Here’s what I don’t get. First, I agree that Bernie’s wealth is nothing for him to be ashamed of, is totally reasonable for someone at his stage in life, and three houses makes sense, given his circumstances. I mean, it’s not like the homes are in Aspen, or Malibu.
What I get stuck on is the insistence that his millions of dollars and three homes is reasonable, but someone else’s billions of dollars and their own multiple homes are not. Who judges what’s appropriate for anyone else to have? Bernie, if you’ll recall, used to rail against millionaires, too, but that dried up when he became one.
I was saying to my wife yesterday that socialism’s first and biggest sin, at least in a country like the US, is telling people that they don’t have enough, just because someone else has way more. The poorest in America still live in a style that a huge part of the rest of the world can only dream of. Part of the American dream that so many of them aspire to is the chance to make something of themselves by their own hard work.
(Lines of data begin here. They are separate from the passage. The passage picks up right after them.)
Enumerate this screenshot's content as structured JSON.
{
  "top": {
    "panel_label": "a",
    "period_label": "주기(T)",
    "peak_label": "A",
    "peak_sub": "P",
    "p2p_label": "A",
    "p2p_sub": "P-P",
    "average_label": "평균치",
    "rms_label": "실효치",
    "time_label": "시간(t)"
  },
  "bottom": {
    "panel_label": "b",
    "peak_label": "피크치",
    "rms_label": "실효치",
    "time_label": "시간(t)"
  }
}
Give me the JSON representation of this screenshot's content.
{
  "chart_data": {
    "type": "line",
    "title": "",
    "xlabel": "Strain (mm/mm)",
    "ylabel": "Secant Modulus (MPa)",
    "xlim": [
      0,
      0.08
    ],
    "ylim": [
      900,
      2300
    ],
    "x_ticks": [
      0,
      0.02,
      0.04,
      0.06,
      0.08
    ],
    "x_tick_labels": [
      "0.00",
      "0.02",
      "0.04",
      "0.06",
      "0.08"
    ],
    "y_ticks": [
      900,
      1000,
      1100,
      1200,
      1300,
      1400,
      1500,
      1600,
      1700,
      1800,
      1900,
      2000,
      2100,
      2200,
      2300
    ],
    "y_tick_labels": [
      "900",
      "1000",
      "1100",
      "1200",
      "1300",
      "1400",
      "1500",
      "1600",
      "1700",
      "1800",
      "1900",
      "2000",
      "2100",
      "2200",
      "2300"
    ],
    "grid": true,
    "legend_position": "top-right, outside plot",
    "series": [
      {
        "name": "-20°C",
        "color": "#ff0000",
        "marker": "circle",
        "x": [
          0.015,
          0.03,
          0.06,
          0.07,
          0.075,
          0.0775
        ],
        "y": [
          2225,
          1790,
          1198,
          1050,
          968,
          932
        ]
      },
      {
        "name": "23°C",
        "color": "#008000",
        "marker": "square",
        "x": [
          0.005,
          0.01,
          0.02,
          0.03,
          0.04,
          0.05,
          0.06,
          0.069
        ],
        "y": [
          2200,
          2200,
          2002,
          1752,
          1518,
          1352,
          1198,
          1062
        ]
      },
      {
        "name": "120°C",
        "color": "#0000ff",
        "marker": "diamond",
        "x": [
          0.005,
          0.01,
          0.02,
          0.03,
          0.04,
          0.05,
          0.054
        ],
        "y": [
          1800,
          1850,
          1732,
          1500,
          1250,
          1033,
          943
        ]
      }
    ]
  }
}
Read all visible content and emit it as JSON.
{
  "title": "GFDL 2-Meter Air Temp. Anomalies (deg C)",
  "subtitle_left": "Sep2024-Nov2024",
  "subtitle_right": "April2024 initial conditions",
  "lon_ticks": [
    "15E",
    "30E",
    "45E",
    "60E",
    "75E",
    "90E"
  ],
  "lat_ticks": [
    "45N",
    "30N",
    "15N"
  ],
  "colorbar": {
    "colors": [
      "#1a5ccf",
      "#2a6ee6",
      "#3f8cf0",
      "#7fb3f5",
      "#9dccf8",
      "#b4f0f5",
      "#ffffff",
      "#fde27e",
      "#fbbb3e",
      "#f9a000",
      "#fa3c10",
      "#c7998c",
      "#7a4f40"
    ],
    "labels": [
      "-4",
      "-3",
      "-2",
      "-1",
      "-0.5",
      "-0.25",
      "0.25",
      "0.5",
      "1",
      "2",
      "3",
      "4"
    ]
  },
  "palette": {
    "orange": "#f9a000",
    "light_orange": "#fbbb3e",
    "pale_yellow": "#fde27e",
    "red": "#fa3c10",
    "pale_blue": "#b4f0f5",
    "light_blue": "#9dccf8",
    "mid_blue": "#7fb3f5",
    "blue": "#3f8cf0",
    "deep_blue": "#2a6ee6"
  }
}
It’s to America’s shame that an Indian or Vietnamese can come here, work three jobs, raise a big family, and, through frugality and sacrifice, end up owning a home and business, all while struggling with the language, while Americans born here blow money on booze and cigarettes, cars they can’t afford, Playstations, iPhones, and whatever other useless fripperies the TV tells them they need, and then wonder why they can’t get ahead.
Then Bernie comes along and tells them that it’s not their fault they’re poor, it’s those pesky billionaires who are hoarding all the wealth. Am I allowed, then, to point at anyone who has more than I do and blame them because I have less? Because that’s what Bernie’s preaching. He says that billionaires don’t need that much, so why can’t I say that a millionaire doesn’t need a lake house? Rent a spot in a campground and pitch a tent like the rest of us, Bernie. Right? If he can make a million dollars writing a book, why can’t Jeff Bezos make a billion dollars selling server space?
Capitalism is still the best way for the most people to improve their lives. If you don’t like what you have, work harder, be frugal, save your money. That’s how my grandparents did it, after they escaped the socialist paradise of the USSR, and that’s how millions of immigrants are doing it today.